Additionally we see, firsthand, the effects that the fear of malpractice has on doctors and their behaviors. More to the point, we hear (video clip) from several doctors who had been sued and are even ushered into the office of an anonymous doctor in the midst of a suit at the time. Only later, and contained in a separate clip contained on the film’s DVD, do we learn that the anonymous doctor interviewed was doctor Robert P. Lindeman, MD, the no-longer anonymous physician blogger former known as “Flea” as he was being tried in court just before he was unmasked on the stand by the prosecuting attorney. (A remarkably insightful follow-up interview with Dr. Lindeman a year and a half after his trial was settled is included on the film’s DVD and is especially humbling.
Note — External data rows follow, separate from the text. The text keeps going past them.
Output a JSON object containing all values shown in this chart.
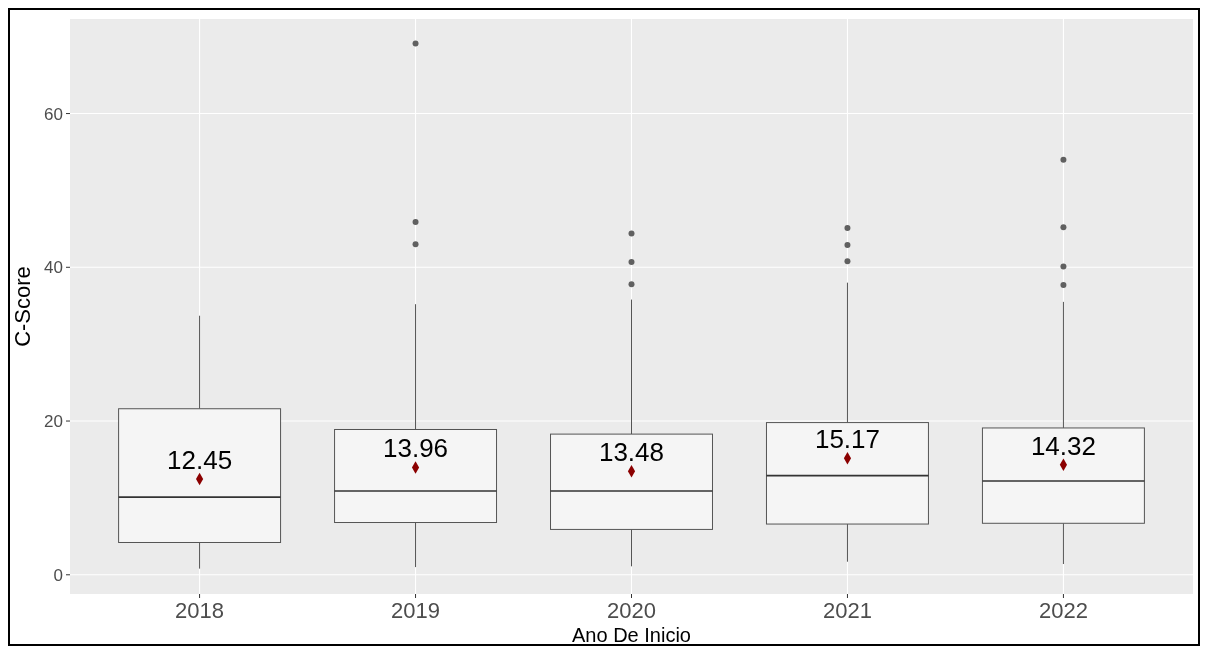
{
  "chart_data": {
    "type": "box",
    "xlabel": "Ano De Inicio",
    "ylabel": "C-Score",
    "categories": [
      "2018",
      "2019",
      "2020",
      "2021",
      "2022"
    ],
    "ylim": [
      -2.5,
      72.3
    ],
    "yticks": [
      0,
      20,
      40,
      60
    ],
    "grid": true,
    "color": "#f5f5f5",
    "boxes": [
      {
        "low": 0.8,
        "q1": 4.2,
        "median": 10.1,
        "q3": 21.6,
        "high": 33.7
      },
      {
        "low": 1.0,
        "q1": 6.8,
        "median": 10.9,
        "q3": 18.9,
        "high": 35.2,
        "outliers": [
          69.1,
          45.9,
          43.0
        ]
      },
      {
        "low": 1.1,
        "q1": 5.9,
        "median": 10.9,
        "q3": 18.3,
        "high": 35.8,
        "outliers": [
          44.4,
          40.7,
          37.8
        ]
      },
      {
        "low": 1.7,
        "q1": 6.6,
        "median": 12.9,
        "q3": 19.8,
        "high": 38.0,
        "outliers": [
          45.1,
          42.9,
          40.8
        ]
      },
      {
        "low": 1.4,
        "q1": 6.7,
        "median": 12.2,
        "q3": 19.1,
        "high": 35.5,
        "outliers": [
          54.0,
          45.2,
          40.1,
          37.7
        ]
      }
    ],
    "series": [
      {
        "type": "scatter",
        "values": [
          12.45,
          13.96,
          13.48,
          15.17,
          14.32
        ],
        "color": "#8b0000",
        "marker": "diamond"
      }
    ],
    "data_labels": true
  }
}
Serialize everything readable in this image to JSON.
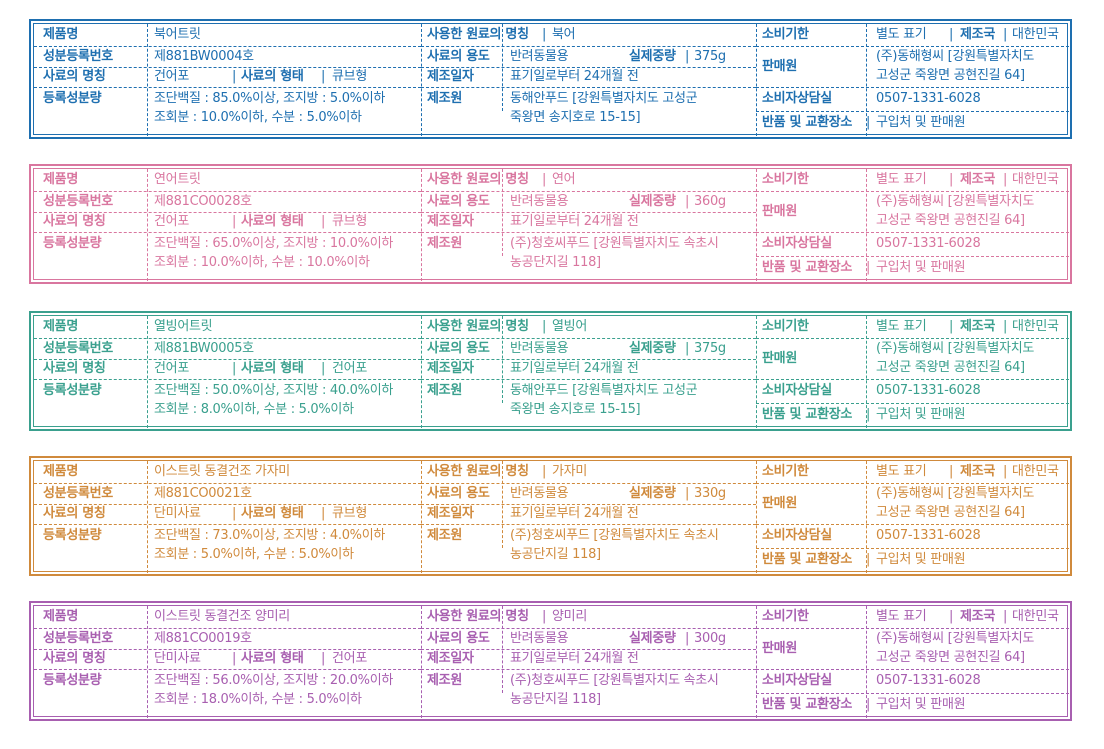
{
  "labels": {
    "product_name": "제품명",
    "reg_no": "성분등록번호",
    "feed_name": "사료의 명칭",
    "feed_form": "사료의 형태",
    "reg_components": "등록성분량",
    "raw_material": "사용한 원료의 명칭",
    "feed_use": "사료의 용도",
    "net_weight": "실제중량",
    "mfg_date": "제조일자",
    "manufacturer": "제조원",
    "expiry": "소비기한",
    "country": "제조국",
    "seller": "판매원",
    "cs_center": "소비자상담실",
    "return_place": "반품 및 교환장소"
  },
  "cards": [
    {
      "color": "#1e6fb0",
      "product_name": "북어트릿",
      "reg_no": "제881BW0004호",
      "feed_name": "건어포",
      "feed_form": "큐브형",
      "components_line1": "조단백질 : 85.0%이상, 조지방 : 5.0%이하",
      "components_line2": "조회분 : 10.0%이하, 수분 : 5.0%이하",
      "raw_material": "북어",
      "feed_use": "반려동물용",
      "net_weight": "375g",
      "mfg_date": "표기일로부터 24개월 전",
      "manufacturer_line1": "동해안푸드 [강원특별자치도 고성군",
      "manufacturer_line2": "죽왕면 송지호로 15-15]",
      "expiry": "별도 표기",
      "country": "대한민국",
      "seller_line1": "(주)동해형씨 [강원특별자치도",
      "seller_line2": "고성군 죽왕면 공현진길 64]",
      "cs_phone": "0507-1331-6028",
      "return_place": "구입처 및 판매원"
    },
    {
      "color": "#d9769f",
      "product_name": "연어트릿",
      "reg_no": "제881CO0028호",
      "feed_name": "건어포",
      "feed_form": "큐브형",
      "components_line1": "조단백질 : 65.0%이상, 조지방 : 10.0%이하",
      "components_line2": "조회분 : 10.0%이하, 수분 : 10.0%이하",
      "raw_material": "연어",
      "feed_use": "반려동물용",
      "net_weight": "360g",
      "mfg_date": "표기일로부터 24개월 전",
      "manufacturer_line1": "(주)청호씨푸드 [강원특별자치도 속초시",
      "manufacturer_line2": "농공단지길 118]",
      "expiry": "별도 표기",
      "country": "대한민국",
      "seller_line1": "(주)동해형씨 [강원특별자치도",
      "seller_line2": "고성군 죽왕면 공현진길 64]",
      "cs_phone": "0507-1331-6028",
      "return_place": "구입처 및 판매원"
    },
    {
      "color": "#3aa08e",
      "product_name": "열빙어트릿",
      "reg_no": "제881BW0005호",
      "feed_name": "건어포",
      "feed_form": "건어포",
      "components_line1": "조단백질 : 50.0%이상, 조지방 : 40.0%이하",
      "components_line2": "조회분 : 8.0%이하, 수분 : 5.0%이하",
      "raw_material": "열빙어",
      "feed_use": "반려동물용",
      "net_weight": "375g",
      "mfg_date": "표기일로부터 24개월 전",
      "manufacturer_line1": "동해안푸드 [강원특별자치도 고성군",
      "manufacturer_line2": "죽왕면 송지호로 15-15]",
      "expiry": "별도 표기",
      "country": "대한민국",
      "seller_line1": "(주)동해형씨 [강원특별자치도",
      "seller_line2": "고성군 죽왕면 공현진길 64]",
      "cs_phone": "0507-1331-6028",
      "return_place": "구입처 및 판매원"
    },
    {
      "color": "#d08a3c",
      "product_name": "이스트릿 동결건조 가자미",
      "reg_no": "제881CO0021호",
      "feed_name": "단미사료",
      "feed_form": "큐브형",
      "components_line1": "조단백질 : 73.0%이상, 조지방 : 4.0%이하",
      "components_line2": "조회분 : 5.0%이하, 수분 : 5.0%이하",
      "raw_material": "가자미",
      "feed_use": "반려동물용",
      "net_weight": "330g",
      "mfg_date": "표기일로부터 24개월 전",
      "manufacturer_line1": "(주)청호씨푸드 [강원특별자치도 속초시",
      "manufacturer_line2": "농공단지길 118]",
      "expiry": "별도 표기",
      "country": "대한민국",
      "seller_line1": "(주)동해형씨 [강원특별자치도",
      "seller_line2": "고성군 죽왕면 공현진길 64]",
      "cs_phone": "0507-1331-6028",
      "return_place": "구입처 및 판매원"
    },
    {
      "color": "#a85fb0",
      "product_name": "이스트릿 동결건조 양미리",
      "reg_no": "제881CO0019호",
      "feed_name": "단미사료",
      "feed_form": "건어포",
      "components_line1": "조단백질 : 56.0%이상, 조지방 : 20.0%이하",
      "components_line2": "조회분 : 18.0%이하, 수분 : 5.0%이하",
      "raw_material": "양미리",
      "feed_use": "반려동물용",
      "net_weight": "300g",
      "mfg_date": "표기일로부터 24개월 전",
      "manufacturer_line1": "(주)청호씨푸드 [강원특별자치도 속초시",
      "manufacturer_line2": "농공단지길 118]",
      "expiry": "별도 표기",
      "country": "대한민국",
      "seller_line1": "(주)동해형씨 [강원특별자치도",
      "seller_line2": "고성군 죽왕면 공현진길 64]",
      "cs_phone": "0507-1331-6028",
      "return_place": "구입처 및 판매원"
    }
  ]
}
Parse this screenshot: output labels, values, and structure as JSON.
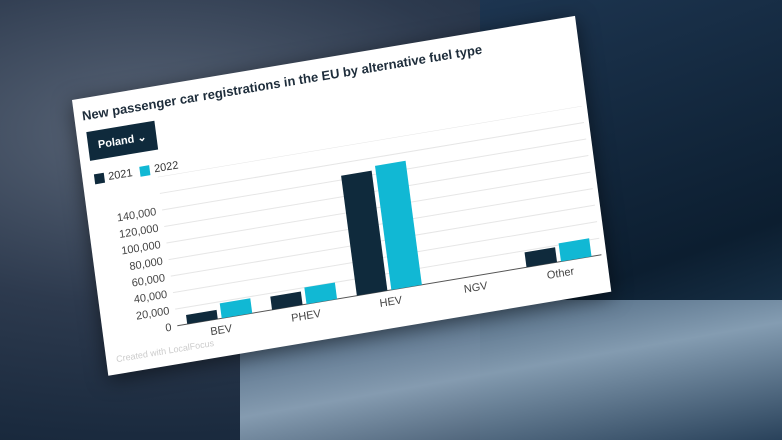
{
  "chart_data": {
    "type": "bar",
    "title": "New passenger car registrations in the EU by alternative fuel type",
    "selector": "Poland",
    "categories": [
      "BEV",
      "PHEV",
      "HEV",
      "NGV",
      "Other"
    ],
    "series": [
      {
        "name": "2021",
        "color": "#0f2a3c",
        "values": [
          11000,
          16000,
          145000,
          0,
          18000
        ]
      },
      {
        "name": "2022",
        "color": "#11b8d4",
        "values": [
          18000,
          20000,
          150000,
          0,
          22000
        ]
      }
    ],
    "yticks": [
      "0",
      "20,000",
      "40,000",
      "60,000",
      "80,000",
      "100,000",
      "120,000",
      "140,000"
    ],
    "ylim": [
      0,
      180000
    ],
    "grid": true,
    "legend": "top-left",
    "credit": "Created with LocalFocus"
  }
}
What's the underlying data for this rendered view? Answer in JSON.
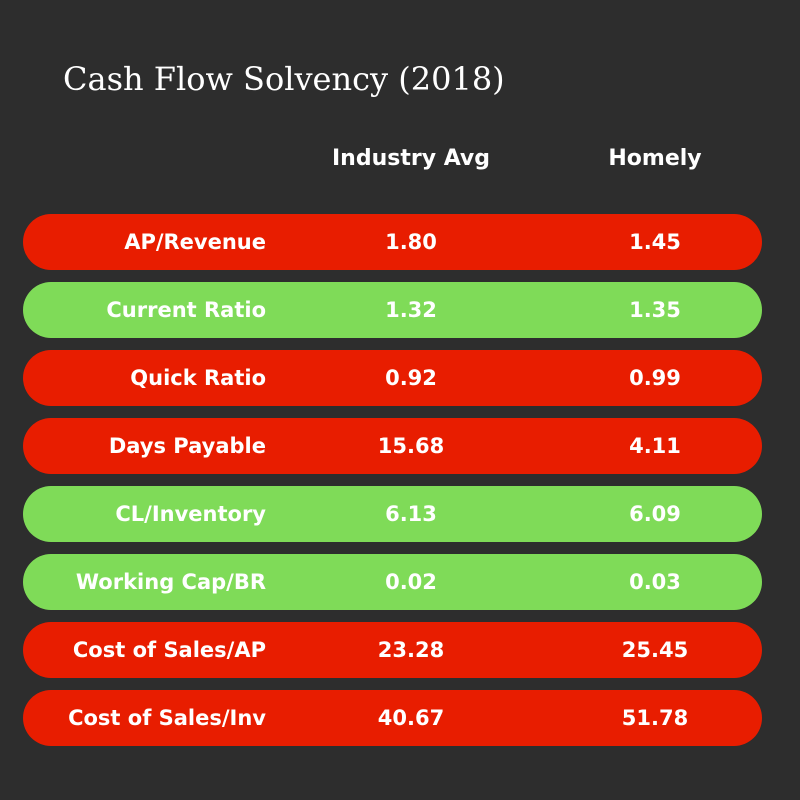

For instance, in the follow-up interview we learn that his medical malpractice rates increased 40% for the “settlement.”)
In the end, we aren’t quite sure if Dr. Flesher decides to return to medicine or not. You’ll have to see the film to draw your own conclusion.
At times I felt the film leaned too heavily on the question of why doctors are unhappy at the expense of other critical healthcare issues. After all, not everything in medicine hinges upon whether doctors are unhappy or not, and that question is probably the least important to the public at large. Still, the issues of physician burnout and attrition, coupled with our ever-burgeoning health care bureaucracy and the loss of physician autonomy, will no doubt continue to affect the recruitment of future generations of physicians and perhaps the caliber of doctors in the future.
Nonetheless, both Dr. Flesher and Ms. Pardo are to be congratulated for their bravery and fortitude at completing this documentary. It’s a raw, unapologetic look behind the curtain of our current healthcare system from a physician’s point of view. To my knowledge, this is the first time a doctor has used the creative venue of film to so vividly document the challenges we face.
Let’s hope it’s not the last.
-WesMusings of a cardiologist and cardiac electrophysiologist.
Disclaimer: I purchased the film for this review and have no conflicts of interest with the film team or production company.
Addendum: The film will premiere in Chicago on May 25, 2010. Seating is limited.